When does Customer Experience actually begin? Certainly, it’s in full force during the purchase transaction, but what many companies don’t realize is that Customer Experience begins in the weeks or months leading up to the first time they contact you.
Social media has opened the gates to information about your business. Consumers ask friends and family for facts (like they’ve always done) and social media provides an easy way to communicate.
“Advertising is the tax you pay for being unremarkable.” -Robert Stephens, Founder: The Geek Squad and Best Buy.
Remarkable customer experience excels beyond…
- Price
- Expensive marketing initiatives
- Super Bowl-sized ad campaigns
- Rebranding efforts
- Sales production
Why Does This Matter?
Being a brand with consistently great customer experience means your company can focus on keeping current customers – and not solely on acquiring new customers. Why? Assuming a current customer loves you, has had nothing but great experiences, and is a true fan – an advocate – they will work for you.
There’s no need to spend massive amounts on advertising and marketing; the experience speaks for itself and your customers will do the talking.

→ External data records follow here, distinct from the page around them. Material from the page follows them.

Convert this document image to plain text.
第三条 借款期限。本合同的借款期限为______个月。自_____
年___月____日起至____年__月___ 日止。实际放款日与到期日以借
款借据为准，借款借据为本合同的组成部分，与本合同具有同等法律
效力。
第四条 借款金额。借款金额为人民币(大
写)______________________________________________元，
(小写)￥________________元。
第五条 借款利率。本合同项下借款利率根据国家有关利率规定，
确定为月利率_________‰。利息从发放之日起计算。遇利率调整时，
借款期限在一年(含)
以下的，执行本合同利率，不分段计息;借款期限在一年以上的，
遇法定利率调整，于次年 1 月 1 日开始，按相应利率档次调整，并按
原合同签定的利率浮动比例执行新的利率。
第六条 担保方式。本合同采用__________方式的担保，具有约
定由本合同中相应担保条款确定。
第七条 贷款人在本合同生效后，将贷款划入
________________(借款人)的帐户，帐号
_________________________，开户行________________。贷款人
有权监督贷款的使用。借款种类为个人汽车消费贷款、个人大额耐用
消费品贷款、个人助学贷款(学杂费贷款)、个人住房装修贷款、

And you’ll benefit from some other cost efficiencies, too.
The Economics of Loyalty
Your most loyal customers (your Raving Fans)…
- Are less price sensitive
- Will pay a premium for a better experience
- Stay longer, spend more, churn less
- Expand their purchases/relationships to other/new products or services you offer
- May overlook product shortcomings
- Are more likely to forgive occasional/infrequent service shortcomings (just make it right, though!)
- Cost less (in marketing, advertising, promotions)
- Have fewer complaints
- Provide feedback and want to help you improve and succeed
- Become technical support for you by helping other customers (answer questions, solve problems)
- Will evangelize the brand for you
All of this adds up to a strong case for focusing on customer experience not only as part of your culture but as key to cultivating your online reputation, upon which many buying decisions are made.
By providing solid, original, high-quality content and concentrating efforts to attract and engage prospective buyers prior to sale, you create an experience that keeps your sales pipeline full.
- Raving fans tell stories about how wonderful you are.
- Your content bolsters those stories and solidifies trust and credibility.
By the time a prospective buyer makes the first contact with you, they’ve already had a genuinely great customer experience!
What Influences Buyers?
The following is a list of the top 5 influences on customer purchase journey behaviors. Leveraging these will help you create a stellar customer experience prior to sale.
1. Social media. Buyer confidence and satisfaction are influenced by a company’s social presence and responsiveness.
2. Online reviews. Genuine customer feedback, and the internal company process that supports it, helps buyers learn more from those they perceive as “People like me.”
3. Quality content. Save buyers’ time and money by providing useful information and answers to frequently asked questions. Engage prospective buyers so that they are able to make informed decisions about your brand, your products and services.
4. Mobile. Help buyers make purchase decisions anywhere, anytime.
5. Video. Provide buyers with a rich, “show me” environment for researching products and services.
“Customer Experience is the new marketing. If you don’t have a passionate, committed executive leadership team … you won’t get out of the gate. It’s the most important thing we do. We have the most demanding customers on the planet. Customer Experience better be at the top of your list when it comes to priorities in your organization.”
These words are truer and even more important today…no matter what industry you’re in.
What steps are you willing to take in your company to greet the customer online, before they visit your store or website, and position yourself to win the sale?
The opportunity is there to develop a stellar customer experience prior to sale and for it to become one of the main selling points in the transaction.